I also suggested changing the API slightly: instead of including the string in the Cancelled repr, it would be a separate function you could call get_current_cancellation_reason() (or it would be part of the cancellation scope, and you would use get_cancelled_scope() like in the above code snippet. I can see that there is an advantage to putting the message in the Cancelled repr: that's arguably a simpler API and would be printed in any traceback that includes it. But Cancelled exceptions are usually caught (by a scope) so it doesn't seem that common to me that you'd actually see a traceback with a Cancelled error (at least not one that you'd care about). But I could be wrong about that(?)

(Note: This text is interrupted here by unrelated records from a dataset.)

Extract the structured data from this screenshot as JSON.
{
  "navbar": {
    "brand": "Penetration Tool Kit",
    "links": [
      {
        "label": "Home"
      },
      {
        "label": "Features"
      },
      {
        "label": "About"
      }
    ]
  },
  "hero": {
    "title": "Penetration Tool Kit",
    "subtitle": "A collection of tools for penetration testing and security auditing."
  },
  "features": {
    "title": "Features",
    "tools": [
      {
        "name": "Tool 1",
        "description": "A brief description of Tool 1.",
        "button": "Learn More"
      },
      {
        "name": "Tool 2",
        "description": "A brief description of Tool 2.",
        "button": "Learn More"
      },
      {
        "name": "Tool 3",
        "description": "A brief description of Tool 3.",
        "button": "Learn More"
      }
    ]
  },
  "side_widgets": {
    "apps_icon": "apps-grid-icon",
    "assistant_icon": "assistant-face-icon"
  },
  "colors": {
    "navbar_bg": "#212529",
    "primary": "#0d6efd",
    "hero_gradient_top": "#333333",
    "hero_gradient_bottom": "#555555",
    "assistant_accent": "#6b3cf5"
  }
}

One danger from mixing the above idea with putting the message in Cancelled repr: by the time you come to print out the Cancelled, especially as part of a traceback, it may well be that you're outside the scope that caused it and the cancellation reason for the current execution point has changed (or not cancelled at all). So the two ideas (seprate API to get reason, dynamically chosen reason) probably have to go together.

arthur-tacca avatar Jul 19 '25 09:07 arthur-tacca

I wasn't really convinced by your examples at first, but after reading through gitter @oremanj managed to get through to me. This (modified) example in particular:

async def test_cancel_reason_nested() -> None:
    with trio.CancelScope() as outer_cs:
        try:
            with trio.CancelScope() as inner_cs:
                inner_cs.cancel(reason="inner")
                try:
                    await trio.lowlevel.checkpoint()
                finally:
                    outer_cs.cancel(reason="outer")

        except trio.Cancelled as ex:
            assert ex.reason == "outer"  # fails
            raise

But Cancelled exceptions are usually caught (by a scope) so it doesn't seem that common to me that you'd actually see a traceback with a Cancelled error (at least not one that you'd care about). But I could be wrong about that(?)

My impression from others is that it's fairly common to see Cancelled in tracebacks, e.g. with trio.fail_after you get them in the __context__ of the TooSlowError. But it may well be that it's not usually hugely important to see the reason in tracebacks and it's fine to leave it as a dynamic inspection tool - but that requires being aware of it.

One danger from mixing the above idea with putting the message in Cancelled repr: by the time you come to print out the Cancelled, especially as part of a traceback, it may well be that you're outside the scope that caused it and the cancellation reason for the current execution point has changed (or not cancelled at all). So the two ideas (seprate API to get reason, dynamically chosen reason) probably have to go together.

hm. We can definitely update the reason of the inner scope when we cancel the outer, but less sure of a good&reliable way of getting that into the __repr__.

I'm not sure I'll have the time to do a PR for this personally, so others are very welcome.